6) gnt-remove ganeti-monitor.vm.gnt

z2-3:/etc/shorewall# gnt-instance remove ganeti-manager.vm.gnt 
This will remove the volumes of the instance ganeti-manager.vm.gnt
(including mirrors), thus removing all the data of the instance.
Continue?
y/[n]/?: y
z2-3:/etc/shorewall# 

7) restart vms( trac.pokersource, rheincode, tsunami, proxy)

z2-3:/etc/shorewall# gnt-instance startup rheincode.pokersource.vm.gnt 
z2-3:/etc/shorewall# gnt-instance startup trac.pokersource.vm.gnt 
z2-3:/etc/shorewall# gnt-instance startup tsunami.vm.gnt 

8) move failover ip back to z2-2

done

9) check everything is ok, all hosts are back to normal, need to run "replace-disk" for trac.pokersource.vm.gnt and proxy.ligamen.vm.gnt. Both had their secondary on z2-3, primary were resp. on z2-2 and z2-5. The error was : "BlockDeviceError?: blockdev failed (exited with exit code 1): /dev/drbd12: Wrong medium type" during a gnt-cluster repair-dsik-size.

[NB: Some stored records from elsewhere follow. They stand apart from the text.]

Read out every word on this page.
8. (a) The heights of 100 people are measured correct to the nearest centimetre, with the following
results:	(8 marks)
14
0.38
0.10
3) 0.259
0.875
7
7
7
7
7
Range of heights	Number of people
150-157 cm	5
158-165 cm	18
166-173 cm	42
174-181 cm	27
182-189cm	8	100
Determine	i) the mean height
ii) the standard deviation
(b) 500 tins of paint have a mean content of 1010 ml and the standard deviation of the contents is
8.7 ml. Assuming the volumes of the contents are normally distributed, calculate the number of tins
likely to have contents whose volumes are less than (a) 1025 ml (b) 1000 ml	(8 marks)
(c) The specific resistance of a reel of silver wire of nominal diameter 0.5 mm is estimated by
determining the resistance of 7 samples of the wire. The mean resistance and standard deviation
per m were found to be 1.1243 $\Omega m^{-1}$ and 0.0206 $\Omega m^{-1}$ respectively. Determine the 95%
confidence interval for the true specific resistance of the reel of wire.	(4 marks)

the "Wrong medium type" seems to appear when the underlying volume (here, a lvm lv) is missing, but the error still appears after a vgscan or after a stop/start of the vm...

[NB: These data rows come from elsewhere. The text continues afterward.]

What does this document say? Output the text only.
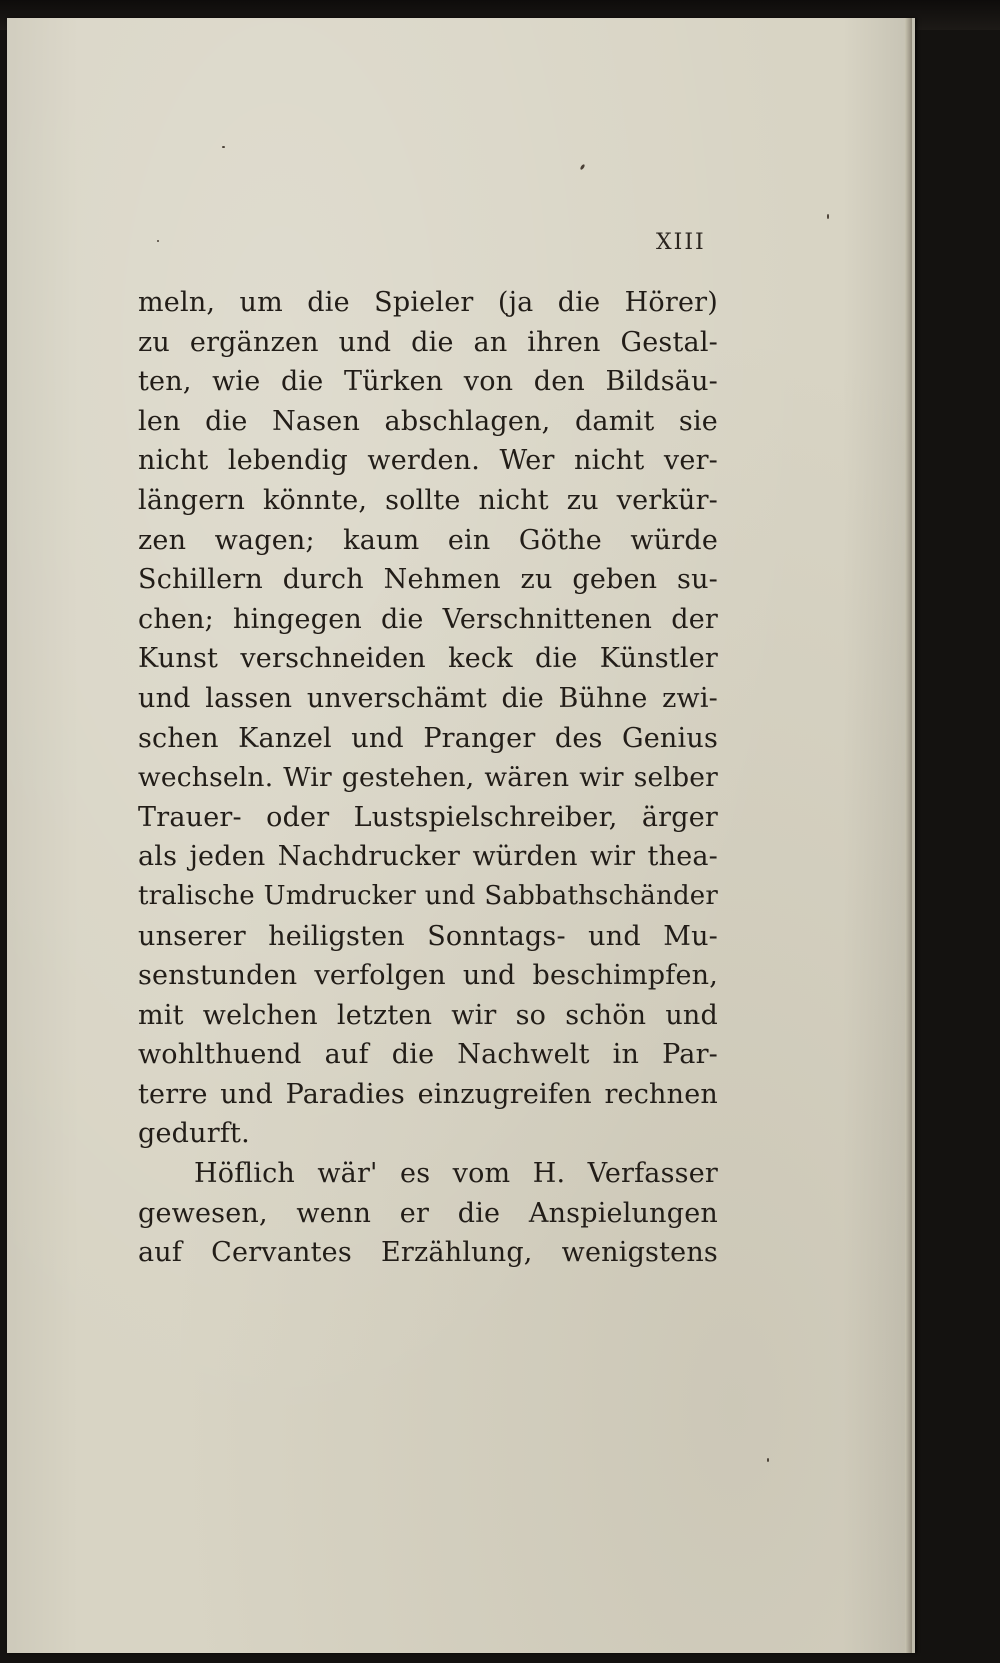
XIII
meln, um die Spieler (ja die Hörer)
zu ergänzen und die an ihren Gestal-
ten, wie die Türken von den Bildsäu-
len die Nasen abschlagen, damit sie
nicht lebendig werden. Wer nicht ver-
längern könnte, sollte nicht zu verkür-
zen wagen; kaum ein Göthe würde
Schillern durch Nehmen zu geben su-
chen; hingegen die Verschnittenen der
Kunst verschneiden keck die Künstler
und lassen unverschämt die Bühne zwi-
schen Kanzel und Pranger des Genius
wechseln. Wir gestehen, wären wir selber
Trauer- oder Lustspielschreiber, ärger
als jeden Nachdrucker würden wir thea-
tralische Umdrucker und Sabbathschänder
unserer heiligsten Sonntags- und Mu-
senstunden verfolgen und beschimpfen,
mit welchen letzten wir so schön und
wohlthuend auf die Nachwelt in Par-
terre und Paradies einzugreifen rechnen
gedurft.
Höflich wär' es vom H. Verfasser
gewesen, wenn er die Anspielungen
auf Cervantes Erzählung, wenigstens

Some vm were "split-brained", need to resync them with : drbdsetup /dev/drbdXY secondary (on the slave node) drbdsetup /dev/drbdXY invalidate

shown in syslog :

Nov 25 14:41:12 z2-1 kernel: [6070861.392773] block drbd10: helper command: /bin/true split-brain minor-10
Nov 25 14:41:12 z2-1 kernel: [6070861.393235] block drbd10: helper command: /bin/true split-brain minor-10 exit code 0 (0x0)
  • tsunami.vm.gnt